26 Aralık 2004’de, Hint Okyanusu’nda meydana gelen depremin yol açtığı tsunamiyi unutmuş olamazsınız. 11 ülkede 230 binden fazla kişinin hayatına mal olmuş tsunaminin en büyük yıkımı yaptığı yer ise, Açe olmuştu. Açe’de tsunami dalgalarının vurduğu sahil şeridindeki yerleşim alanları, çağın en büyük yıkımlarından birine uğramıştı. Bir ânda kimsesiz çocuklar, dul kadınlar, eşini kaybetmiş yanlız erkekler, parçalanmış aileler ve ekonomisi çöktüğü için dışarıdan gelecek yardımlara muhtaç yüzbinlerce insan vardı karşımızda.
Tsunami yürekleri yakan bir insanlık trajedisi bırakmıştı geride, bütün gerçekliğiyle. Olayın sıcak günlerinde ekranlardan bize yansıyan manzaralar fâcianın boyutlarını fazlasıyla göstermeye yetiyordu. Buna rağmen bölgeye koşan gönüllüler, yıkımın ve açtığı sosyal yaraların çok daha derinlerde olduğunu haber veriyordu..
Türkiyeli Müslümanlar olarak yaşanan drama seyirci kalmamıştık, hamdolsun. Birçok yardım kuruluşu bölgeye koşmuş, hayırseverlerin yardımlarını muhtaç Açe halkına ulaştırmaya çalışmıştı.
Hâlâ Açe’de hizmetlerini sunmaya devam eden yardım kuruluşlarımız var. Her ne kadar gündemimizi gerektiği kadar işgal etmese de, tsunami kurbanlarının yaralarını bir nebze olsun sarmaya çalışan bu kurumların hizmetlerinin başarısı ya da başarısızlığı gündeme gelmeli, başarılar desteklenmeli, eksiklikler ve hatalar ise yapıcı tenkit ve önerilerle giderilmelidir.
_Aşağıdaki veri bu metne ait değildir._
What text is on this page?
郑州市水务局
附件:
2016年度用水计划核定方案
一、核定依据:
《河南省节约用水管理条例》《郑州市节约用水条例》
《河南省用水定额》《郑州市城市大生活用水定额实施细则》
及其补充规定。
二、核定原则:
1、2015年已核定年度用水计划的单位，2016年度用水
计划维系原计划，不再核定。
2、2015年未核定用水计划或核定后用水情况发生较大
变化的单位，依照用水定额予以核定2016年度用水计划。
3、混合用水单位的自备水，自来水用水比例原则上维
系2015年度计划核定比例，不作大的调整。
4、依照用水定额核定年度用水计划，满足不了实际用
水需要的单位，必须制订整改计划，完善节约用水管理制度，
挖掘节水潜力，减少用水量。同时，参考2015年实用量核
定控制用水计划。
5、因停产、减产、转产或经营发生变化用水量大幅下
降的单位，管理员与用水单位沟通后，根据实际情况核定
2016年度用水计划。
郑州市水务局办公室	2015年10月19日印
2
Bu konuya ayrıyeten değineceğiz inşaallah.
Efendim, bendeniz bir önceki yazıda da belirttiğim gibi bu bayramda Açe’deyim. Tsunami mağdurlarının yaralarını ne kadar sardığını, tsunami sonrası imar ve rehabilitasyon faaliyetlerinin vardığı yeri, mümkün mertebe yerinde görmek ve bayramı bölge Müslümanlarıyla geçirmek üzere burayı tercih ettim.
Yaraların tamamen sarıldığını, imar ve rehabilitasyon faaliyetlerinin gönlümüzü ferahlatacak düzeyde başarıyla hayata geçirildiğini söylemek biraz zor. Bunun birçok sebebi var tabiî. En önemli sebep ise, yıkımın hacmi. İkincisi ise, bölgeye yardım için koşan organizasyonların önemli bir bölümünün profesyonel kadrolara ve uzun hedefli plan programa sahip olmaması.
Bu meyanda Batılı sivil yardım kuruluşlarının, Japonya’dan gelenlerin İslâm âleminden gelen yardım kuruluşlarına göre çok daha donanımlı ve bilinçli faaliyette bulunduğunu söylemek durumundayım.
Batılı yardım organizasyonları ve bu organizasyonlarda bir misyon şuuruyla hizmet veren misyonerler, işinin ehli insanlar.
Bayram ziyareti için “Pesantren” (Darul Muteallimin) Başkanı ve aynı zamanda hocası Tunku Şamil Puteh’in evine konuk olduk. Bize muz cipsi ve yerel içecek sunan ev sahibine, misyonerlik çalışmalarıyla yardım hizmetlerini el ele yürüten bu kuruluşlar ve çalışmaları hakkında sorular sordum.
Kendisinden, tsunami öncesi Endonezya’nın bütün bölgelerinde faaliyette bulunsa da, Açe’de, hükümete karşı silahlı direnişten dolayı faaliyette bulunmayan misyonerlerin, âfeti nasıl fırsat bilip bölgeye geldiklerini ve insanlara yerel dilde İnciller dağıttığını dinledik.
Sumatra Adası ve Açe Darüsselam bölgesinde yardım iddiasıyla gelen ama misyonerlik faaliyetlerini önceleyen uluslararası desteğe sahip birçok kuruluşun var olduğunu buraya gelmeden önce de biliyordum. Bunların bölgeyi tamamen terk etmediklerini ve faaliyetlerini hâlâ sürdürdüklerini öğreniyoruz. Tepki çekmesin diye de Hıristiyanlaşmış Endonezyalı insanları istihdam ediyorlarmış.
Misyonerlerin dünyada en fazla yatırım yaptığı ve kendileri açısından çok verimli sonuçlar aldığı bir Müslüman beldedir Endonezya. Milyonlarca Müslümanın yapılan çalışmalar neticesinde din değiştirdiği de maalesef bir vakıadır.
Açe ise, tarih boyunca İslâm’ın en güçlü olduğu bir mıntıka olmuştur bu coğrafyada. Tsunami felaketi sonrası, misyonerlerin bu bölgede yoğunlaşmalarını sadece insanî yardım amaçlarla açıklamak vakaya aykırı olduğu gibi ileri derecede bir saflıktır da. Onlar, Endonezya’nın diğer bölgelerinde aldıkları sonuçları burada da almak istiyorlar.
Onlara mı kızmalı, kendimize mi, takdiri size bırakıyorum. Zira hayat boşluk kabul etmiyor. Siz, doldurmanız gereken alanı boş bıraktığınızda başkaları oraya yerleşecektir muhakkak.
Edindiğimiz izlenimleri ve bayrama dair gördüklerimizi gelecek yazılarımızda paylaşmaya devam edeceğiz.